Wade Hampton III on horseback must not be allowed to happen again. The whole rotten edifice of Reconstruction in South Carolina collapsed in a single day. In fact, there wasn’t a RAHOWA to take back the state. The victory of the Redeemers in South Carolina was almost bloodless and only one man gave his life to spare generations of South Carolinians from black supremacy.

There is a monument to McKie Meriwether standing in North Augusta, SC:

I’ve shared the story of how this monument was dedicated before:

“One day, fifty-one years after the liberation when the freedmen of Charleston had honored the Martyrs of the Race Course, there was another grand celebration on the streets of a South Carolina town, and school children again assembled and sang, and prayers again read and orations again delivered, and again there was a march to unveil a memorial to the dead.

The state of South Carolina had provided some of the money to erect the monument, but private donations were raised, too, and the Hon. B.R. Tillman had contributed twenty-five dollars, and Mr. Henry Getzen had too.

And on that day a thousand people came and cheered and shouted the rebel yell as the Honorable D.S. Henderson retold the stirring story of how young McKie Meriwether had “perished for the cause of liberty” in “The Battle of Hamburg.”

It was not a massacre in the brutal sense of that word, declaimed the speaker; “it was a rebellion against wrong, an armed rebuke to tyranny and oppression.”

Ignorance and vice had reigned in those dark days. The Supreme Court of the state had been given over to a “superannuated Jew, a shrewd carpetbagger and an ignorant black negro.” A Negro militia terrorized decent white people. Military satraps ruled the state at the point of a bayonet.

But there in Hamburg, “the very citadel of negro Republicanism,” the flame had been lit, and ignited “the white man’s Revolution” of 1876.

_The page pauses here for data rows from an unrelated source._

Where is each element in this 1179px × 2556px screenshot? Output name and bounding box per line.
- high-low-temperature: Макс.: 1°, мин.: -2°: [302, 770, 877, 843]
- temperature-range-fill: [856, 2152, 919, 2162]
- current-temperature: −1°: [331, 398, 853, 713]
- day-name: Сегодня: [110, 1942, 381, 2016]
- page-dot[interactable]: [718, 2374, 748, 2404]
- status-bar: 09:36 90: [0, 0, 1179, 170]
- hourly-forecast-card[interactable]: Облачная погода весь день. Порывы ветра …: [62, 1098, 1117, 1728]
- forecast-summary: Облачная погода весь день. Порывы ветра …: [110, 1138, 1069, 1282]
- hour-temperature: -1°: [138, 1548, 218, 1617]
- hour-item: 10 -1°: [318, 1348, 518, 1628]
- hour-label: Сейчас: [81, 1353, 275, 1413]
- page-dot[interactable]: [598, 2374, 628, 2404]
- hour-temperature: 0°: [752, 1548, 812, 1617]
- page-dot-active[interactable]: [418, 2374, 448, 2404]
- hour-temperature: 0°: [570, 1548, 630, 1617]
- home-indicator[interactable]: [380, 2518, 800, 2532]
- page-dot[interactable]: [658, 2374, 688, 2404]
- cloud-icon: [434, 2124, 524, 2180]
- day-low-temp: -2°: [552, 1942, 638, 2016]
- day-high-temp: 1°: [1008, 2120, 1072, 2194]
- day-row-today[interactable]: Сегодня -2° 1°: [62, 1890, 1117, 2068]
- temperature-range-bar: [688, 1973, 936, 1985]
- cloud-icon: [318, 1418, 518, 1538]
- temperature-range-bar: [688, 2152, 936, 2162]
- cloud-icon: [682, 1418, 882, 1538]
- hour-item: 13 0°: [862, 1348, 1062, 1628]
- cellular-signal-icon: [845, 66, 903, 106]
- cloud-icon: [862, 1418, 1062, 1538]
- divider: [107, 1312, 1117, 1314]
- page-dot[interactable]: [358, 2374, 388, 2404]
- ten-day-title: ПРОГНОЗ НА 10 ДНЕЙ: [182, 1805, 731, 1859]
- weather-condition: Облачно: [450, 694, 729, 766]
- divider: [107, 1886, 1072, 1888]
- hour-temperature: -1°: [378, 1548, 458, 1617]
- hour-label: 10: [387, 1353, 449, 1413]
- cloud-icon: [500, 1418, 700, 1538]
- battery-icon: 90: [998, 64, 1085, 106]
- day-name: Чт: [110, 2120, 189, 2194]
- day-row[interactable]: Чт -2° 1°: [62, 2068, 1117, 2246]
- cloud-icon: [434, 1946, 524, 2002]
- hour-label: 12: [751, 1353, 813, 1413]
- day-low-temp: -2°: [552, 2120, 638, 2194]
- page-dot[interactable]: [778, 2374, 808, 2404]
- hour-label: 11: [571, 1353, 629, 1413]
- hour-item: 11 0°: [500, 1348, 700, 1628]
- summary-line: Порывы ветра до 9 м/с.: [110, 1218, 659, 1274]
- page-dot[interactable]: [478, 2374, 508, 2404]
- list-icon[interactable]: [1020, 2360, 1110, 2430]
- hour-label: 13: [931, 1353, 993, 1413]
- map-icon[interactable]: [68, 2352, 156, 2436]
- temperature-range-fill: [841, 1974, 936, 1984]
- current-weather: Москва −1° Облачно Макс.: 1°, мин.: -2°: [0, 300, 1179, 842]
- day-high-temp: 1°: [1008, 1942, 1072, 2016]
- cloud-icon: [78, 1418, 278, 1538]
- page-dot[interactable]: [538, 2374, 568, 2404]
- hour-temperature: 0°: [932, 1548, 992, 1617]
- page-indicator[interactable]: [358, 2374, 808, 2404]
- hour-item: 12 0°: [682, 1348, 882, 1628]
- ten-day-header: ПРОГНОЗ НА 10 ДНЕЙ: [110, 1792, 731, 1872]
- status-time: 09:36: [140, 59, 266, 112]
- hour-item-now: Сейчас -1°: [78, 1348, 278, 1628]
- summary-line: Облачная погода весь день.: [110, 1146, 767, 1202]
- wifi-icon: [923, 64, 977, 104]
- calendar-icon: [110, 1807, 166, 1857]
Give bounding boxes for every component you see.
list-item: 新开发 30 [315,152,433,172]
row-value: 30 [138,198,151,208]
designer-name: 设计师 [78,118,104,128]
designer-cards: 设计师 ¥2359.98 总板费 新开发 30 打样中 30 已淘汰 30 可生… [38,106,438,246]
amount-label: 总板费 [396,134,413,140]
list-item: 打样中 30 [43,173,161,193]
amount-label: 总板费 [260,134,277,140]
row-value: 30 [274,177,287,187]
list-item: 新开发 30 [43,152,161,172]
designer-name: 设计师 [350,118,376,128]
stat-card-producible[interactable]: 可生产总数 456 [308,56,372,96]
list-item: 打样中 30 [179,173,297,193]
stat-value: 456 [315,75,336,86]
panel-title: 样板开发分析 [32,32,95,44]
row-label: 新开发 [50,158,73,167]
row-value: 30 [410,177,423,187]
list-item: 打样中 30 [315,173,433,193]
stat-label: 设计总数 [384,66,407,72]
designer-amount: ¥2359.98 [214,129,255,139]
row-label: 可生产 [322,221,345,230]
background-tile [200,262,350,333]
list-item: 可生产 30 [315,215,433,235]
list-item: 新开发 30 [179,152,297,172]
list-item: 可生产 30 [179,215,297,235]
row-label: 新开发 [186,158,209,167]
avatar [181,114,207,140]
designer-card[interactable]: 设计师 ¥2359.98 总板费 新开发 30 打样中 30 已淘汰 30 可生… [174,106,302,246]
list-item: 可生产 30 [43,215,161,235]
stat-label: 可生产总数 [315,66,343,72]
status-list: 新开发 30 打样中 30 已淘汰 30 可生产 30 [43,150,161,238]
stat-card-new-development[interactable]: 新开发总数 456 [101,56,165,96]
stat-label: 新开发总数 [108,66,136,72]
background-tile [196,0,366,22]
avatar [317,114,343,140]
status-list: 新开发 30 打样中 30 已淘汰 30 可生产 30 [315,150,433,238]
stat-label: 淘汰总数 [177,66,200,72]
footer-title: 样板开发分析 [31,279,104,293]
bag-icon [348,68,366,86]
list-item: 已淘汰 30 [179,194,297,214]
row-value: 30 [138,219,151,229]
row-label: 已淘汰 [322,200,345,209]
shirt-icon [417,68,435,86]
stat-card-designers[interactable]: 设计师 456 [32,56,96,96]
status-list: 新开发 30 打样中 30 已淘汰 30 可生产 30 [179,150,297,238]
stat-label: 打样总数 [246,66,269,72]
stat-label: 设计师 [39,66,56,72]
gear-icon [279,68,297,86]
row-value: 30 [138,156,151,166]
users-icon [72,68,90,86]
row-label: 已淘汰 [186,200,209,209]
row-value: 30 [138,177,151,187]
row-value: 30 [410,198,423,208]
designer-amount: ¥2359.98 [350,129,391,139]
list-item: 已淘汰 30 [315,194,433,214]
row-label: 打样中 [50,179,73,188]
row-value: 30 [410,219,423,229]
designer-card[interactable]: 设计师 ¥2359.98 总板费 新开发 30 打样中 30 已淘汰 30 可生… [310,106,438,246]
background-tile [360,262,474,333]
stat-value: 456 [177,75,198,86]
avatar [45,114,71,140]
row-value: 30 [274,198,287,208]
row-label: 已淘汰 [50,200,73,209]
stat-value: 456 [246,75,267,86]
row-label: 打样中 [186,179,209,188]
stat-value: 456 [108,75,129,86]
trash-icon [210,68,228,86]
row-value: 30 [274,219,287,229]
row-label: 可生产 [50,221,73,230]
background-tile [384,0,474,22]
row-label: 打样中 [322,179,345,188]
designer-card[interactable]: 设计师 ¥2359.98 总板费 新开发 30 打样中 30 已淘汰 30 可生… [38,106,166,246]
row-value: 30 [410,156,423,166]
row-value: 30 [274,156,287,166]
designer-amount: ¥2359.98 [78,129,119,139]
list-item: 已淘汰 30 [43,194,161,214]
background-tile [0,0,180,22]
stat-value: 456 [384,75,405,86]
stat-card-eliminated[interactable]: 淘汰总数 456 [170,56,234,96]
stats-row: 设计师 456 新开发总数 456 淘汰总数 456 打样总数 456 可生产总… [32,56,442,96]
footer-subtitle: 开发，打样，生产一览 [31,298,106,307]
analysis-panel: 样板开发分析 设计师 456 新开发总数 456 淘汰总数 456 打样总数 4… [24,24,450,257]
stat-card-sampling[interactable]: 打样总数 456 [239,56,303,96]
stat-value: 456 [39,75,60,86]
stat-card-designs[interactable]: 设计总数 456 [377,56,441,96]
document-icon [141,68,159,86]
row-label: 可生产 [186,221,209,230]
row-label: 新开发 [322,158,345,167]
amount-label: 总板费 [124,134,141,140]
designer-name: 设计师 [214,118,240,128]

And then, at the top of a picture-perfect square at the top of the prosperous main street of North Augusta, some pretty schoolgirls in pretty dresses unveiled the obelisk, revealing carved inscriptions to “the memory of the young hero of the Hamburg riot,” who gave his life that the “civic and social institutions which the men and women of his race had struggled through the centuries to establish in South Carolina” might be passed on unimpaired, and the “supremacy” of “Anglo-Saxon civilization” assured.”

In life, McKie Meriwether “exemplified the highest ideal of Anglo-Saxon civilization.” Perhaps this is why last night we learned that Anglo-Saxons are scheduled to be cancelled and written out of history because of ties to white supremacy!

About Hunter Wallace 12392 Articles
Founder and Editor-in-Chief of Occidental Dissent

2 Comments

  1. “the ballots marked by these black men provided the margin of victory in the popular vote”

    Then, as now, Yankeedom held the decisive electoral votes. Then, and now, the votes of the South and West are meaningless.

    However, the North only retains electoral supremacy because of their political allies in California. Which is falling to the Mexican invasion.

  2. “Perhaps this is why last night we learned that Anglo-Saxons are scheduled to be cancelled and written out of history because of ties to white supremacy!”

    They can be cancelled out of (((their))) history any time they want but they will never be cancelled out of OUR history unless we let them. If we aren’t willing to defend our ancestors then we aren’t worthy of having descendants. I want my descendants to look, think, and behave like me. And, if they don’t look, think, and behave like me, they aren’t mine at all.